Despite the fears expressed after the suspension, some participants have chosen to remain resolute. Ikenna Donald Ekwuibe said: “I see no reason to panic. There’s no way MMM can crash unless Sergey decides to shut down his website.”
The CBN issued a warning to Nigerians after the reported MMM incidence, educating people on the antics of the operators. It said they capitalise on gullibility of people to defraud them, hence one should be wary.
Late December, 2016, NDIC told Nigerians that they should never invest in platforms that are not insured as losses in such investments could be total. It said the Ponzi schemes and wonder banks have no anchor or registration with the appropriate authorities and hence could defraud people quicker.
The warnings coupled with the apparent crash of the UC site and a hitch in MMM payments further aggravated the perceived fears of many participants. There have also been reports that MMM South Africa had similar issue in May, 2016 when it suspended payments to all those who are entitled to that for a month.

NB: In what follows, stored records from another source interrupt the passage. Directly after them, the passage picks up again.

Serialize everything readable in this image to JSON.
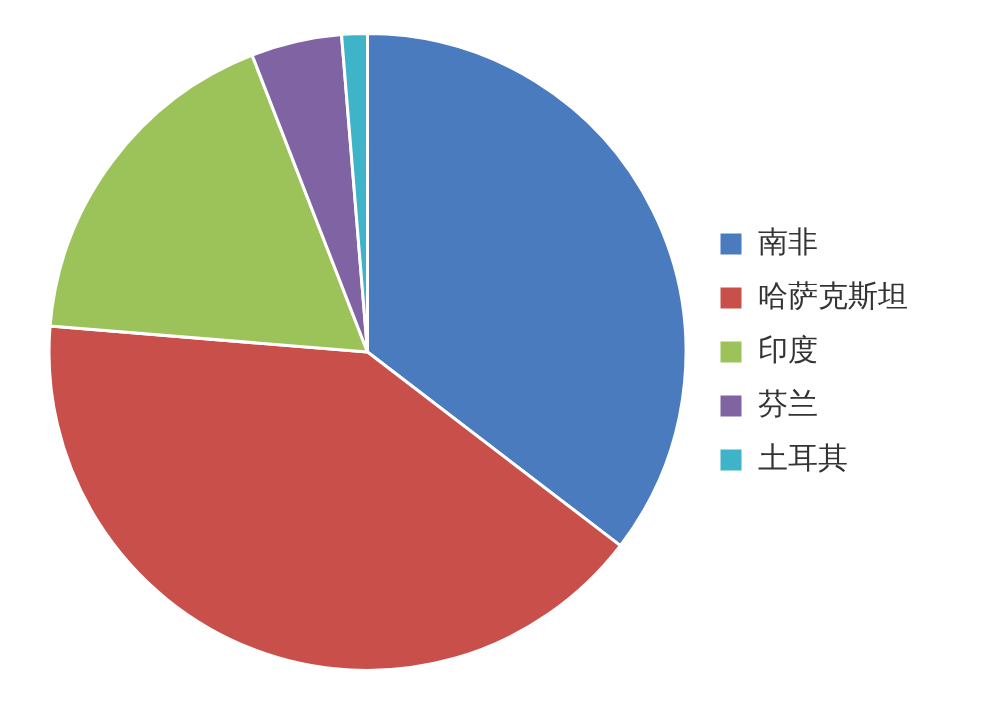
{
  "chart_data": {
    "type": "pie",
    "categories": [
      "南非",
      "哈萨克斯坦",
      "印度",
      "芬兰",
      "土耳其"
    ],
    "values": [
      35.4,
      40.9,
      17.8,
      4.6,
      1.3
    ],
    "colors": [
      "#4a7bbf",
      "#c9504a",
      "#9bc35a",
      "#7f63a2",
      "#3fb3c8"
    ],
    "legend": "right"
  }
}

On the return of MMM South Africa, some members who posted what they called “Lessons for Nigeria” said they were never paid their old investments even when the scheme promised to do so and give them higher yield for the delay. Others from Zimbabwe where MMM operated also shared similar tales, projecting that the scheme may not refund all payments to Nigerian participants by the next one week when it is expected to be fully operational again.
Some participants who spoke said they are beginning to confirm what happened in Zimbabwea and South Africa.
Shortly before MMM unfroze participants’ accounts, it had in a series of announcements launched some ‘improved’ features including the use of bitcoin as an optional currency for 2017.
The MMM website however warned participants to disregard a new crypto-currency called ‘Mavrocoin’ that claims to be paying investments. MMM also said it will soon start a new batch of MMM Nigeria guiders school and educate them better.